Most traditional pool vacuum models work by being attached to a long metal pole. Often, the pole can telescope to make vacuuming at the deep end or shallow end a little more convenient. The pole usually connects to the pool vacuum head via a pivoting handle. The other thing connected to the vacuum head is a pool hose, which also goes to a coupling just off the pool, perhaps in the skimmer, where the debris will be deposited.

An automatic pool vacuum works by freely roaming along the bottom of the pool every so often. The cleaner may use the pool's own circulation and suction mechanisms in order to move along the bottom, or it may be controlled by a computer chip. Any cleaner using a computer chip is called a robotic pool vacuum.

While vacuuming a pool does usually not take long, many may find they would prefer to spend that time doing something else. In the summer, it can be especially hot work. Therefore, some may prefer an automatic cleaner. These are considerably more expensive than a traditional pool vacuum.


For those who do choose to go with an automatic cleaner, the robotic cleaner is the most effective type. The pool cleaner can be programmed to operate along the bottom of the pool according to the owner's desires, or has sensors that can automatically determine a route to follow. The robotic cleaner is likely to provide much better coverage than any of the other automatic cleaners.

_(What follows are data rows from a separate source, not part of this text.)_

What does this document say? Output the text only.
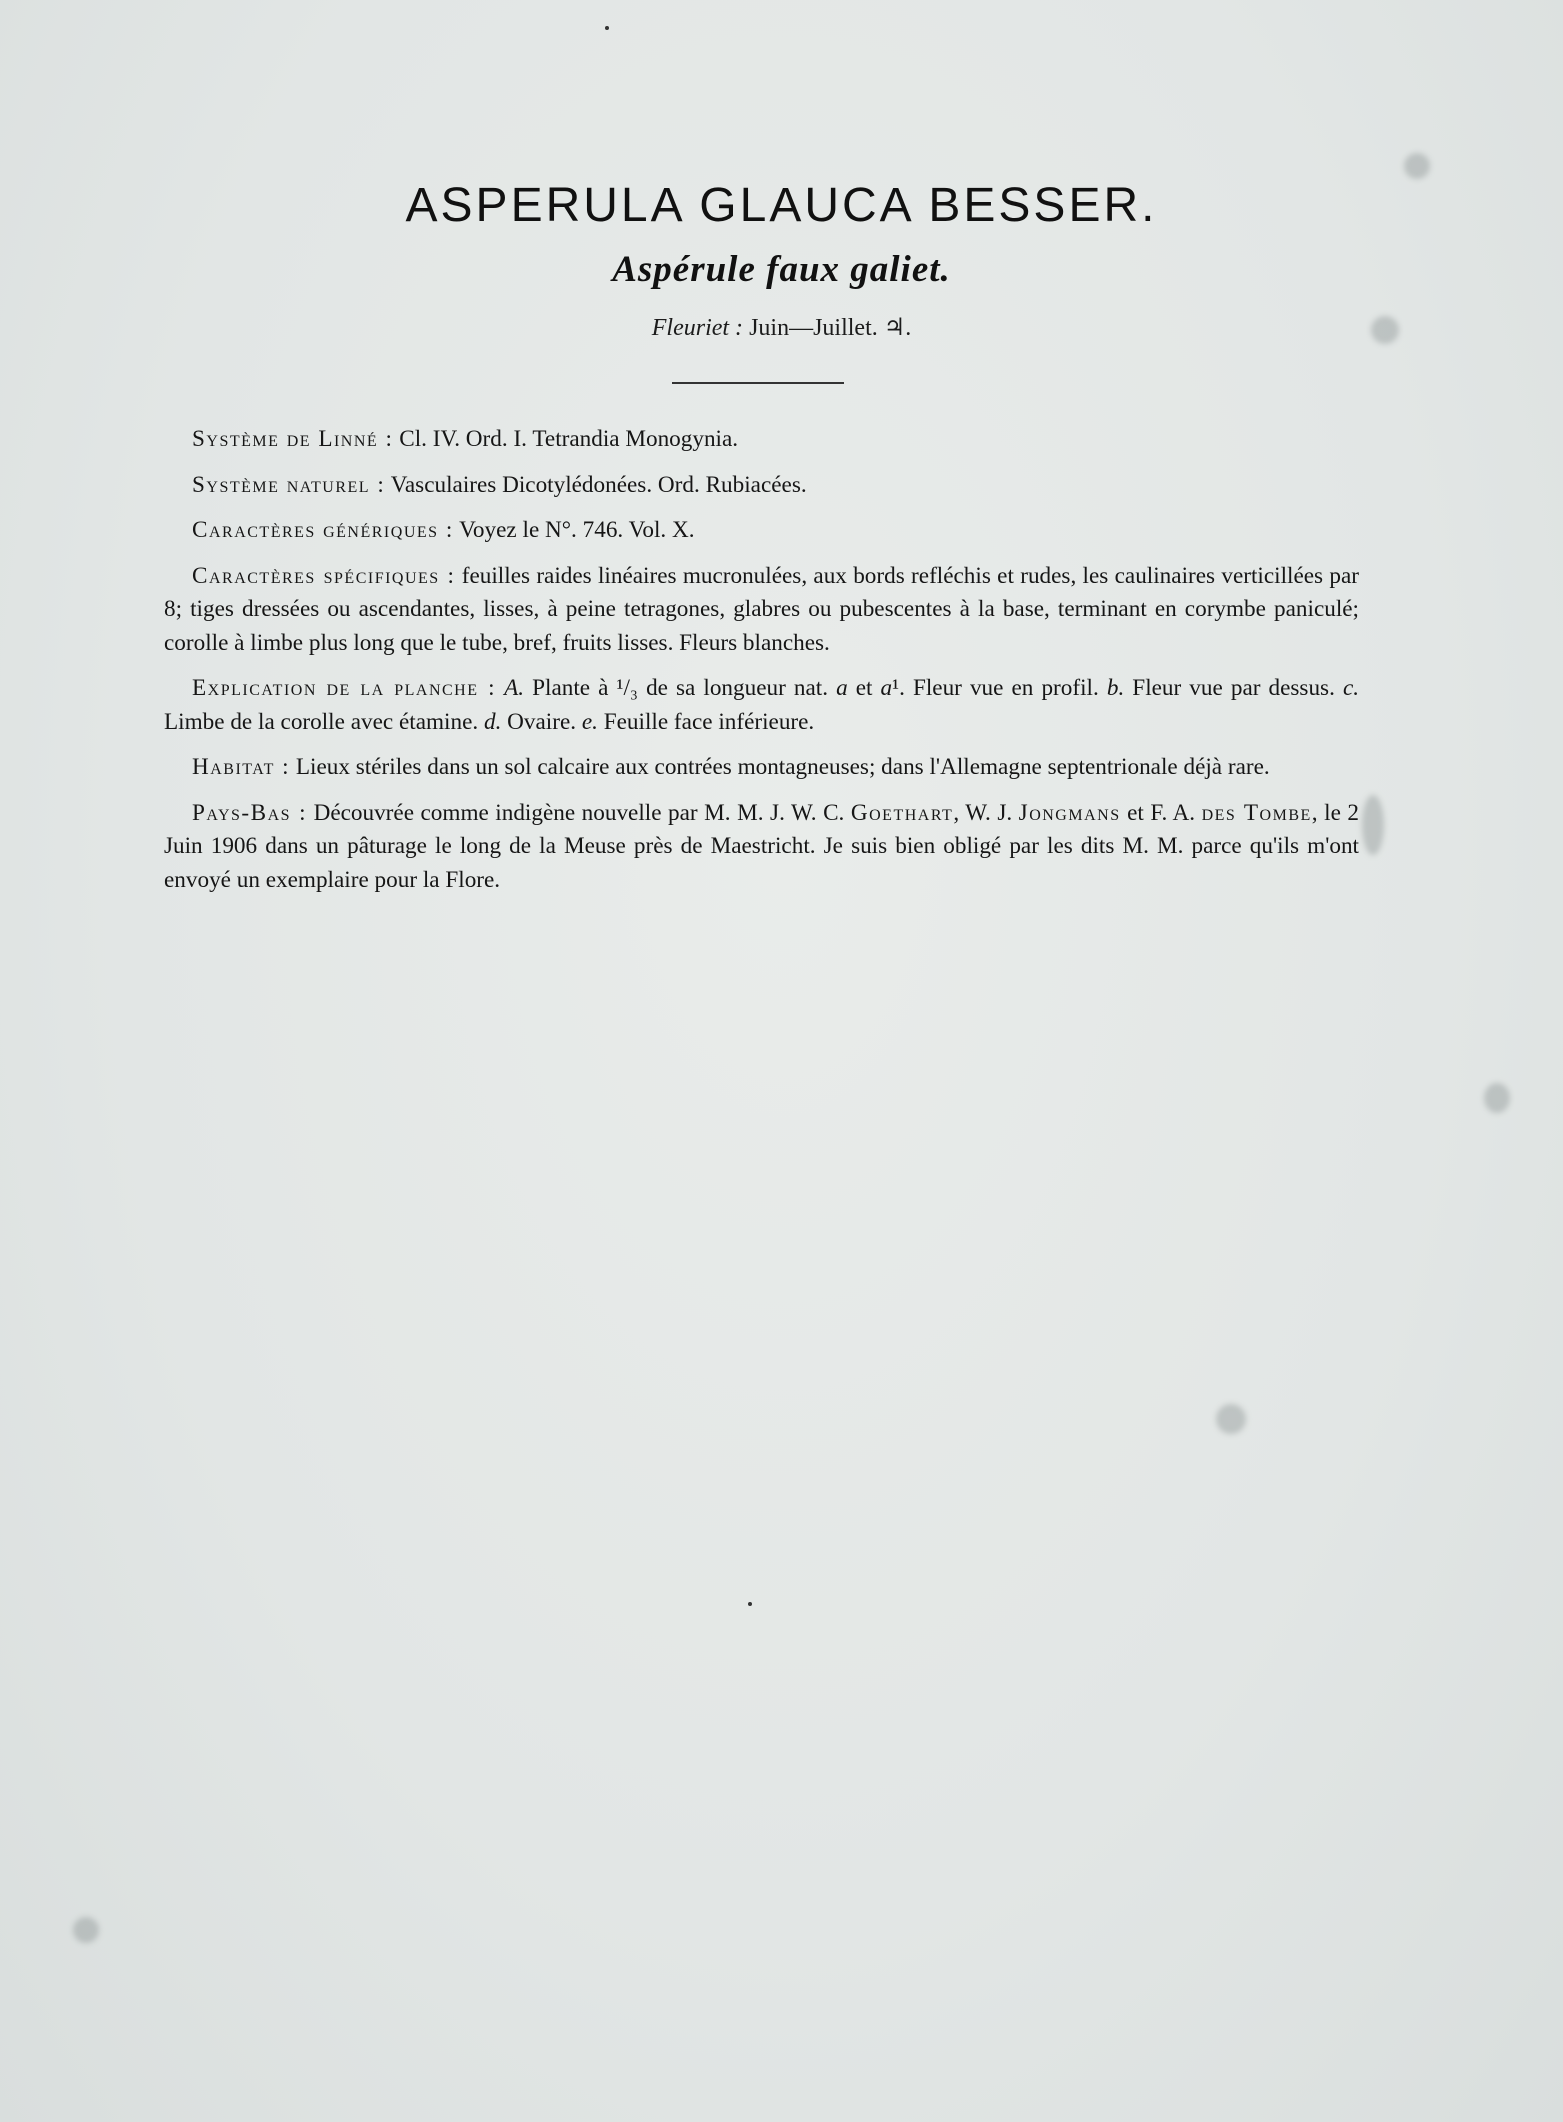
ASPERULA GLAUCA BESSER.
Aspérule faux galiet.
Fleuriet : Juin—Juillet. ♃.

Système de Linné : Cl. IV. Ord. I. Tetrandia Monogynia.

Système naturel : Vasculaires Dicotylédonées. Ord. Rubiacées.

Caractères génériques : Voyez le N°. 746. Vol. X.

Caractères spécifiques : feuilles raides linéaires mucronulées, aux bords refléchis et rudes, les caulinaires verticillées par 8; tiges dressées ou ascendantes, lisses, à peine tetragones, glabres ou pubescentes à la base, terminant en corymbe paniculé; corolle à limbe plus long que le tube, bref, fruits lisses. Fleurs blanches.

Explication de la planche : A. Plante à ¹/₃ de sa longueur nat. a et a¹. Fleur vue en profil. b. Fleur vue par dessus. c. Limbe de la corolle avec étamine. d. Ovaire. e. Feuille face inférieure.

Habitat : Lieux stériles dans un sol calcaire aux contrées montagneuses; dans l'Allemagne septentrionale déjà rare.

Pays-Bas : Découvrée comme indigène nouvelle par M. M. J. W. C. Goethart, W. J. Jongmans et F. A. des Tombe, le 2 Juin 1906 dans un pâturage le long de la Meuse près de Maestricht. Je suis bien obligé par les dits M. M. parce qu'ils m'ont envoyé un exemplaire pour la Flore.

While the resorts and hotels often vacuum their pools on a daily basis, the home user is usually under no such constraints. Most of the time, a home user will need to vacuum a pool once or twice a week. Although the time spent completing the task is dependent upon the size of the pool, the weekly time commitment is generally one to two hours.

Before using any pool vacuum, it is best to conduct a visual inspection of the pool looking for anything large enough to clog the vacuum or hose. If the hose or vacuum is jammed, it could be difficult to get the objects removed. Also, it is best to wait at least an hour after swimming before vacuuming, as this gives sediments stirred up a chance to resettle.